3. Strive for work/life balance to quiet the internal ‘dialogue’

“It has always been clear to me that singers don’t need to suffer as much as they do…I don’t think I should have suffered as much as I did,” Hass said. “How many times I dug that dark hole and felt so terrible about myself because my identity was so wrapped up in my singing. I wanted to compost all of my terrible experiences and turn them into good things you can grow things in.”

Hass said a bulk of her work with young opera artists is helping them navigate a healthy work/life balance, especially in a prolonged pandemic environment when artists are missing friends, families and normal training routines.

“The conversations have really turned to ‘What is a life well lived? What do I really value?” Hass said. “My favourite question to ask–and you can apply it to any kind of artist–is ‘Why do I do this? Why do I sing? Why do I want to be a collaborative pianist? Why do I want to conduct?’

4. Live your value

Those art forms are expressions of something we value,” Hass said. “There’s many ways to live that value.” 

Hass said opera singers, conductors and pianists alike get caught in the idea that a stereotypical superstar career is the only way to successfully manifest their values. Well, pandemic regulations have made it so that no one–not even superstars–can perform in the spotlight. Artists are forced to reconsider sources of creative fulfillment. 

For herself, Hass said that the value she was trying to realize through singing was storytelling.

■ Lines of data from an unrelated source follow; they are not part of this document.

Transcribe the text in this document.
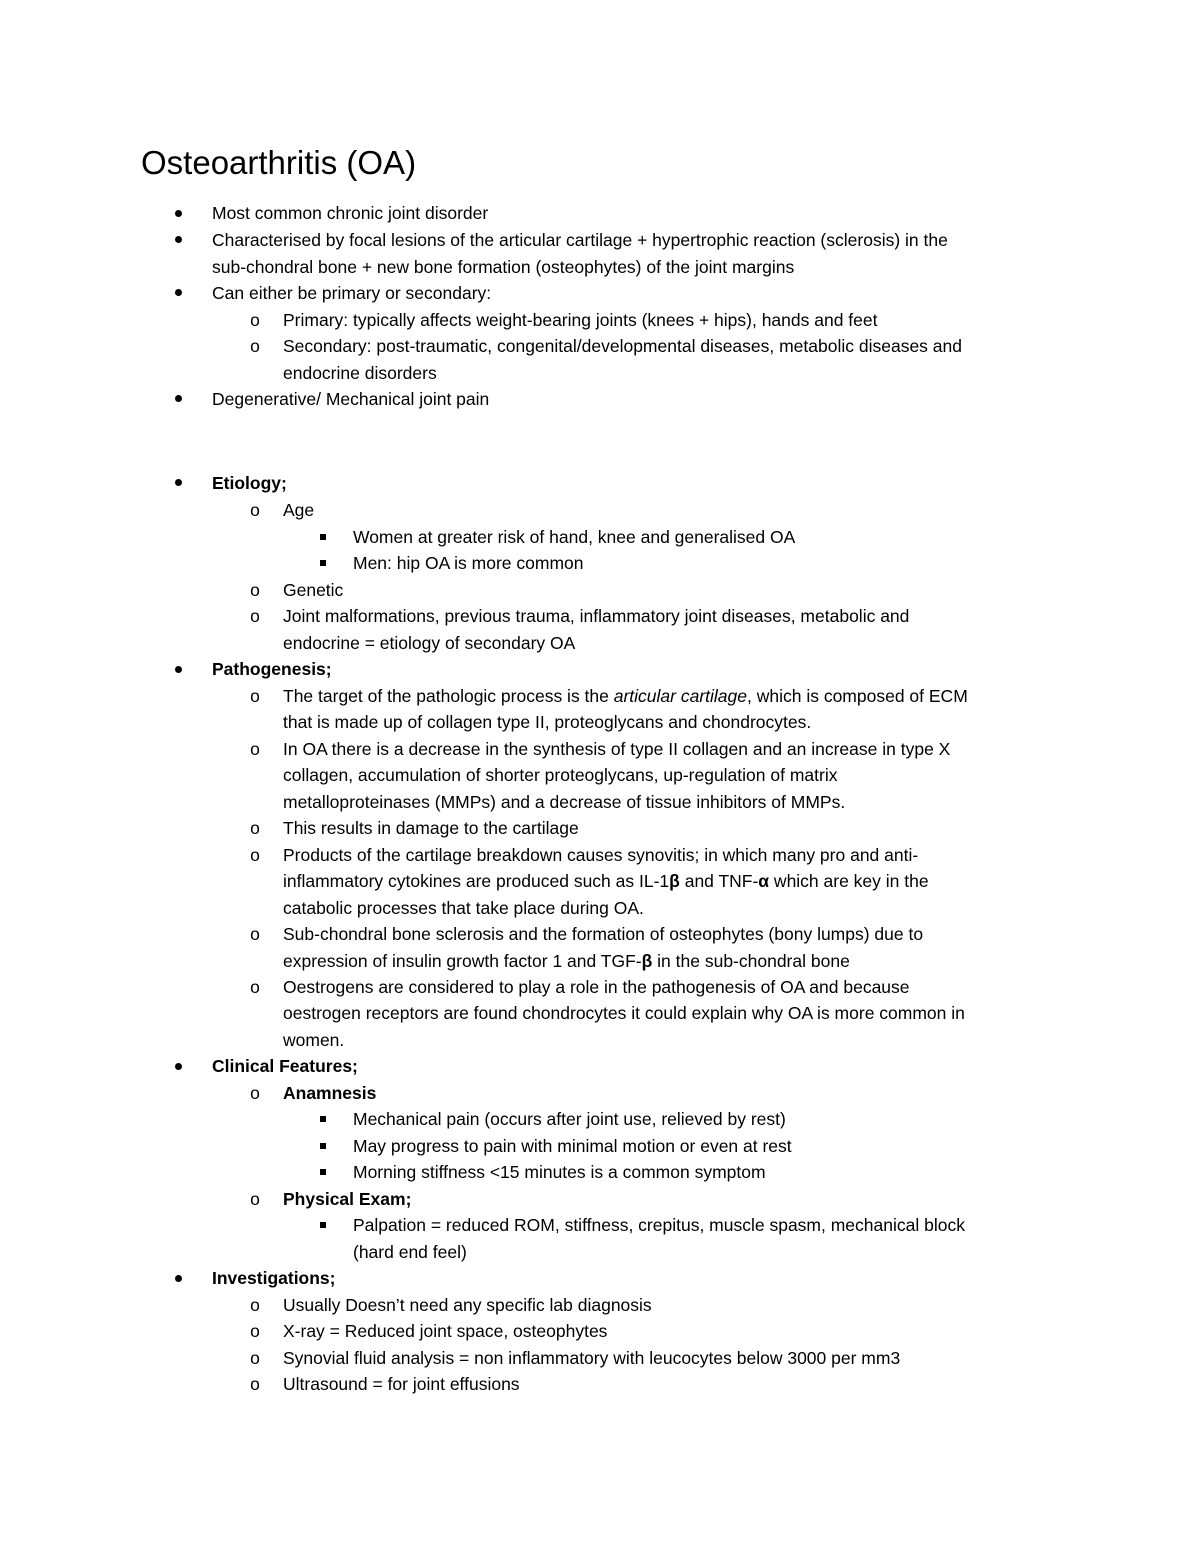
Osteoarthritis (OA)
Most common chronic joint disorder
Characterised by focal lesions of the articular cartilage + hypertrophic reaction (sclerosis) in the
sub-chondral bone + new bone formation (osteophytes) of the joint margins
Can either be primary or secondary:
o Primary: typically affects weight-bearing joints (knees + hips), hands and feet
o Secondary: post-traumatic, congenital/developmental diseases, metabolic diseases and
endocrine disorders
Degenerative/ Mechanical joint pain
Etiology;
o Age
Women at greater risk of hand, knee and generalised OA
Men: hip OA is more common
o Genetic
o Joint malformations, previous trauma, inflammatory joint diseases, metabolic and
endocrine = etiology of secondary OA
Pathogenesis;
o The target of the pathologic process is the articular cartilage, which is composed of ECM
that is made up of collagen type II, proteoglycans and chondrocytes.
o In OA there is a decrease in the synthesis of type II collagen and an increase in type X
collagen, accumulation of shorter proteoglycans, up-regulation of matrix
metalloproteinases (MMPs) and a decrease of tissue inhibitors of MMPs.
o This results in damage to the cartilage
o Products of the cartilage breakdown causes synovitis; in which many pro and anti-
inflammatory cytokines are produced such as IL-1β and TNF-α which are key in the
catabolic processes that take place during OA.
o Sub-chondral bone sclerosis and the formation of osteophytes (bony lumps) due to
expression of insulin growth factor 1 and TGF-β in the sub-chondral bone
o Oestrogens are considered to play a role in the pathogenesis of OA and because
oestrogen receptors are found chondrocytes it could explain why OA is more common in
women.
Clinical Features;
o Anamnesis
Mechanical pain (occurs after joint use, relieved by rest)
May progress to pain with minimal motion or even at rest
Morning stiffness <15 minutes is a common symptom
o Physical Exam;
Palpation = reduced ROM, stiffness, crepitus, muscle spasm, mechanical block
(hard end feel)
Investigations;
o Usually Doesn’t need any specific lab diagnosis
o X-ray = Reduced joint space, osteophytes
o Synovial fluid analysis = non inflammatory with leucocytes below 3000 per mm3
o Ultrasound = for joint effusions
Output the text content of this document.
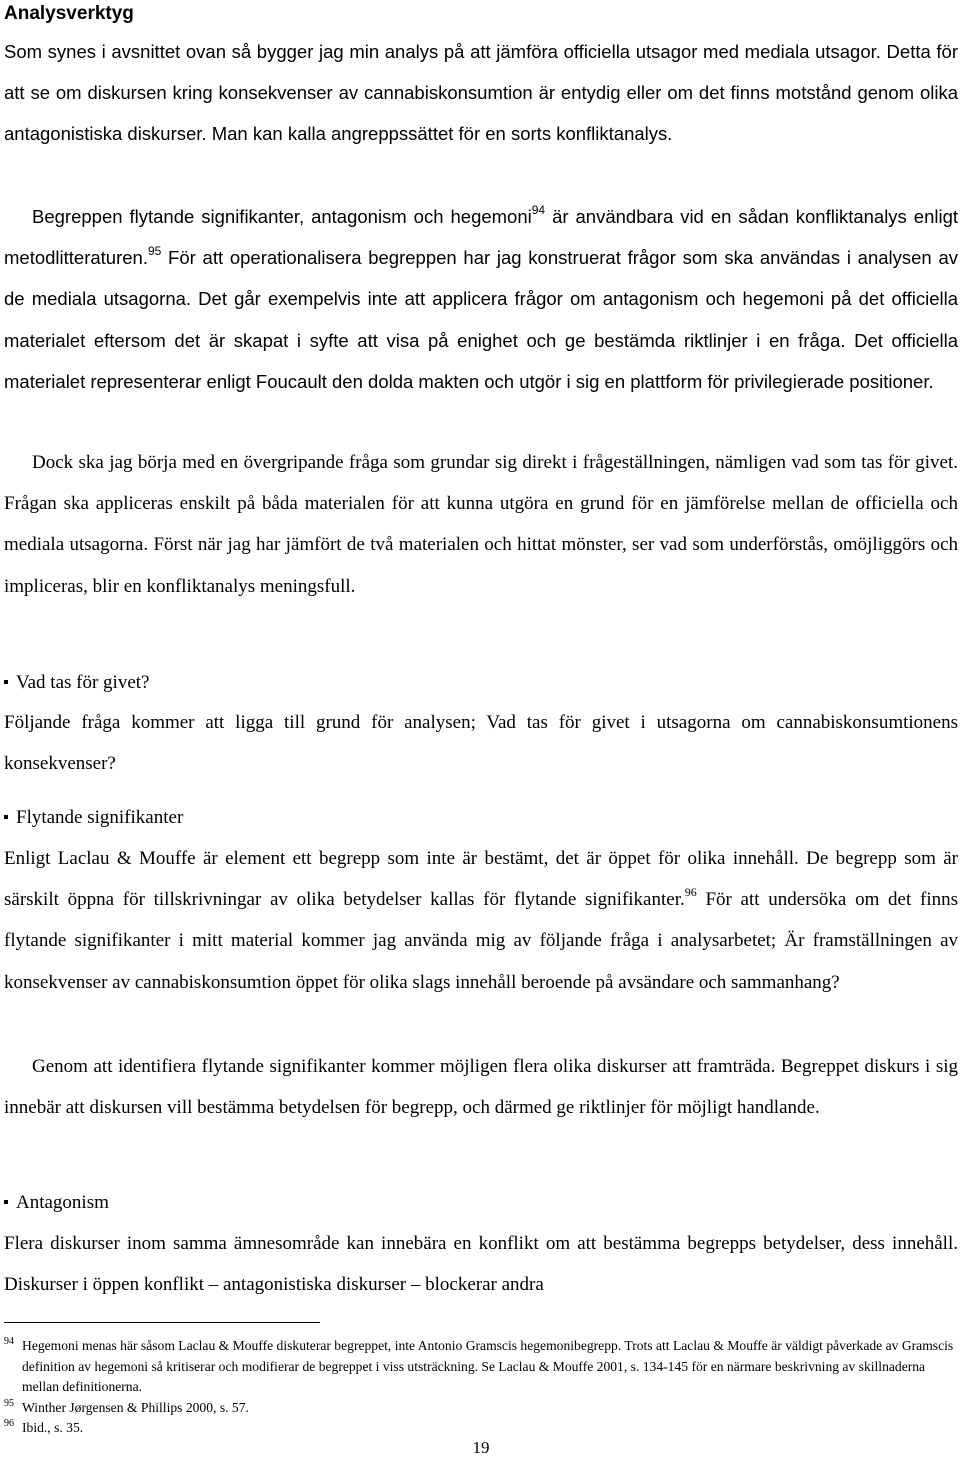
Analysverktyg

Som synes i avsnittet ovan så bygger jag min analys på att jämföra officiella utsagor med mediala utsagor. Detta för att se om diskursen kring konsekvenser av cannabiskonsumtion är entydig eller om det finns motstånd genom olika antagonistiska diskurser. Man kan kalla angreppssättet för en sorts konfliktanalys.

Begreppen flytande signifikanter, antagonism och hegemoni$^{94}$ är användbara vid en sådan konfliktanalys enligt metodlitteraturen.$^{95}$ För att operationalisera begreppen har jag konstruerat frågor som ska användas i analysen av de mediala utsagorna. Det går exempelvis inte att applicera frågor om antagonism och hegemoni på det officiella materialet eftersom det är skapat i syfte att visa på enighet och ge bestämda riktlinjer i en fråga. Det officiella materialet representerar enligt Foucault den dolda makten och utgör i sig en plattform för privilegierade positioner.

Dock ska jag börja med en övergripande fråga som grundar sig direkt i frågeställningen, nämligen vad som tas för givet. Frågan ska appliceras enskilt på båda materialen för att kunna utgöra en grund för en jämförelse mellan de officiella och mediala utsagorna. Först när jag har jämfört de två materialen och hittat mönster, ser vad som underförstås, omöjliggörs och impliceras, blir en konfliktanalys meningsfull.

Vad tas för givet?

Följande fråga kommer att ligga till grund för analysen; Vad tas för givet i utsagorna om cannabiskonsumtionens konsekvenser?

Flytande signifikanter

Enligt Laclau & Mouffe är element ett begrepp som inte är bestämt, det är öppet för olika innehåll. De begrepp som är särskilt öppna för tillskrivningar av olika betydelser kallas för flytande signifikanter.$^{96}$ För att undersöka om det finns flytande signifikanter i mitt material kommer jag använda mig av följande fråga i analysarbetet; Är framställningen av konsekvenser av cannabiskonsumtion öppet för olika slags innehåll beroende på avsändare och sammanhang?

Genom att identifiera flytande signifikanter kommer möjligen flera olika diskurser att framträda. Begreppet diskurs i sig innebär att diskursen vill bestämma betydelsen för begrepp, och därmed ge riktlinjer för möjligt handlande.

Antagonism

Flera diskurser inom samma ämnesområde kan innebära en konflikt om att bestämma begrepps betydelser, dess innehåll. Diskurser i öppen konflikt – antagonistiska diskurser – blockerar andra

94 Hegemoni menas här såsom Laclau & Mouffe diskuterar begreppet, inte Antonio Gramscis hegemonibegrepp. Trots att Laclau & Mouffe är väldigt påverkade av Gramscis definition av hegemoni så kritiserar och modifierar de begreppet i viss utsträckning. Se Laclau & Mouffe 2001, s. 134-145 för en närmare beskrivning av skillnaderna mellan definitionerna.
95 Winther Jørgensen & Phillips 2000, s. 57.
96 Ibid., s. 35.
19
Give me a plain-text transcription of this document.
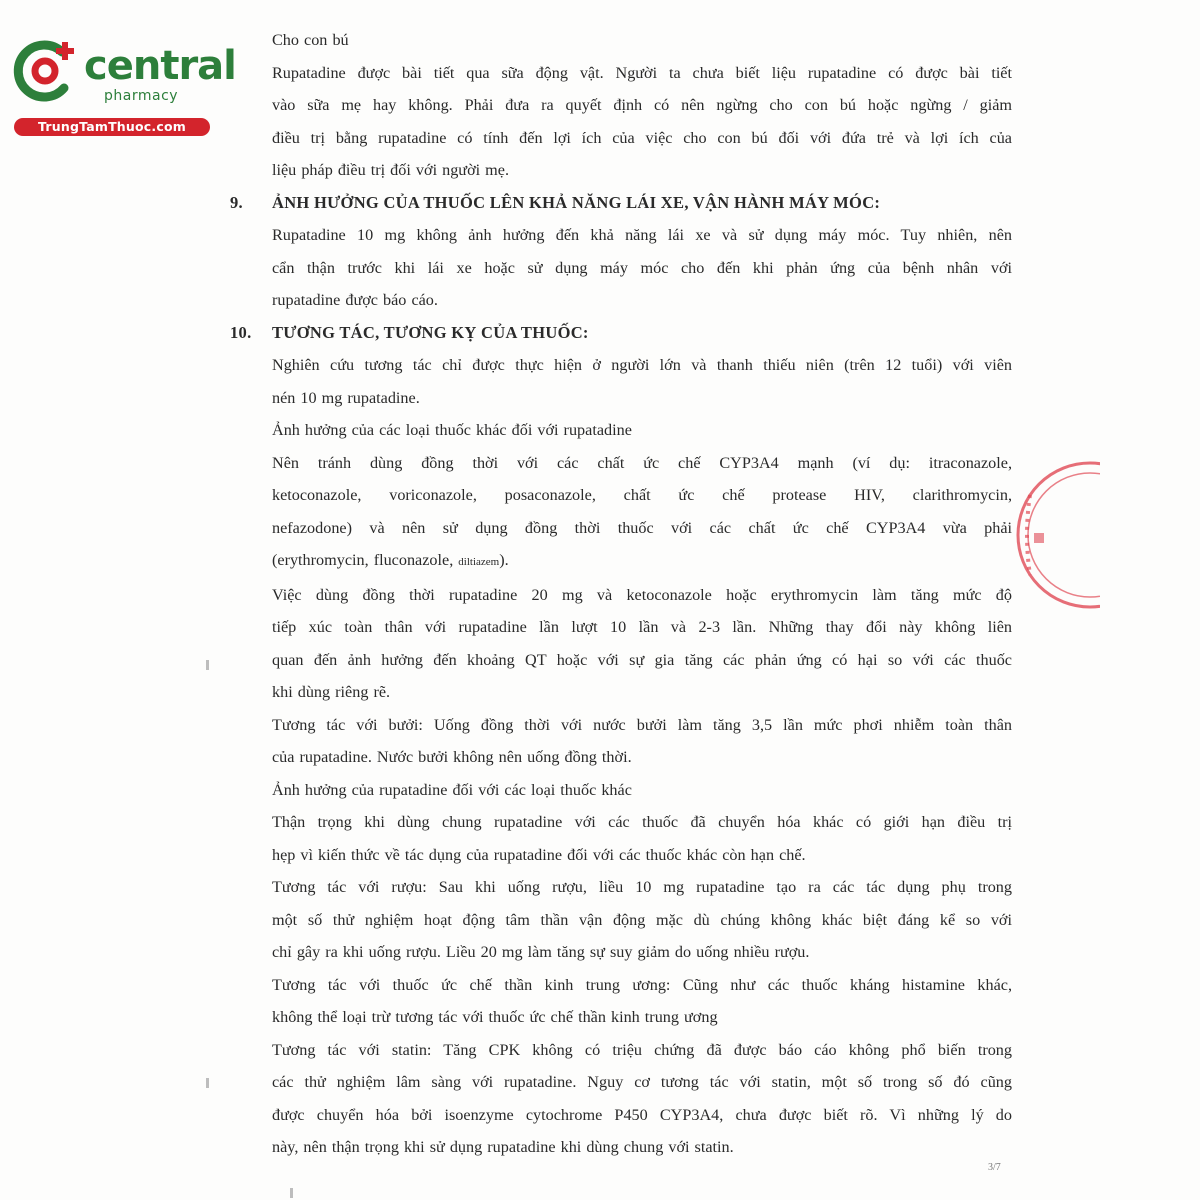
central
pharmacy
TrungTamThuoc.com

Cho con bú

Rupatadine được bài tiết qua sữa động vật. Người ta chưa biết liệu rupatadine có được bài tiết

vào sữa mẹ hay không. Phải đưa ra quyết định có nên ngừng cho con bú hoặc ngừng / giảm

điều trị bằng rupatadine có tính đến lợi ích của việc cho con bú đối với đứa trẻ và lợi ích của

liệu pháp điều trị đối với người mẹ.

9. ẢNH HƯỞNG CỦA THUỐC LÊN KHẢ NĂNG LÁI XE, VẬN HÀNH MÁY MÓC:

Rupatadine 10 mg không ảnh hưởng đến khả năng lái xe và sử dụng máy móc. Tuy nhiên, nên

cẩn thận trước khi lái xe hoặc sử dụng máy móc cho đến khi phản ứng của bệnh nhân với

rupatadine được báo cáo.

10. TƯƠNG TÁC, TƯƠNG KỴ CỦA THUỐC:

Nghiên cứu tương tác chỉ được thực hiện ở người lớn và thanh thiếu niên (trên 12 tuổi) với viên

nén 10 mg rupatadine.

Ảnh hưởng của các loại thuốc khác đối với rupatadine

Nên tránh dùng đồng thời với các chất ức chế CYP3A4 mạnh (ví dụ: itraconazole,

ketoconazole, voriconazole, posaconazole, chất ức chế protease HIV, clarithromycin,

nefazodone) và nên sử dụng đồng thời thuốc với các chất ức chế CYP3A4 vừa phải

(erythromycin, fluconazole, diltiazem).

Việc dùng đồng thời rupatadine 20 mg và ketoconazole hoặc erythromycin làm tăng mức độ

tiếp xúc toàn thân với rupatadine lần lượt 10 lần và 2-3 lần. Những thay đổi này không liên

quan đến ảnh hưởng đến khoảng QT hoặc với sự gia tăng các phản ứng có hại so với các thuốc

khi dùng riêng rẽ.

Tương tác với bưởi: Uống đồng thời với nước bưởi làm tăng 3,5 lần mức phơi nhiễm toàn thân

của rupatadine. Nước bưởi không nên uống đồng thời.

Ảnh hưởng của rupatadine đối với các loại thuốc khác

Thận trọng khi dùng chung rupatadine với các thuốc đã chuyển hóa khác có giới hạn điều trị

hẹp vì kiến thức về tác dụng của rupatadine đối với các thuốc khác còn hạn chế.

Tương tác với rượu: Sau khi uống rượu, liều 10 mg rupatadine tạo ra các tác dụng phụ trong

một số thử nghiệm hoạt động tâm thần vận động mặc dù chúng không khác biệt đáng kể so với

chỉ gây ra khi uống rượu. Liều 20 mg làm tăng sự suy giảm do uống nhiều rượu.

Tương tác với thuốc ức chế thần kinh trung ương: Cũng như các thuốc kháng histamine khác,

không thể loại trừ tương tác với thuốc ức chế thần kinh trung ương

Tương tác với statin: Tăng CPK không có triệu chứng đã được báo cáo không phổ biến trong

các thử nghiệm lâm sàng với rupatadine. Nguy cơ tương tác với statin, một số trong số đó cũng

được chuyển hóa bởi isoenzyme cytochrome P450 CYP3A4, chưa được biết rõ. Vì những lý do

này, nên thận trọng khi sử dụng rupatadine khi dùng chung với statin.

3/7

When she recognized this, Hass said it felt like an “epiphany” that “freed” her: “The times when I can’t sing, I have other ways to tell stories and it’s different for each singer, what the value is that fires [them] up…Communication is a big one, storytelling is big…Community and collaborating, a lot of artists love to work together and really enjoy that rehearsal room or working on a project, or the adventure or the challenge.”

“If you can start to plug into what’s firing the urge to sing publicly, you can probably find something else in this time period that you would love as well, and you won’t feel quite as lost.”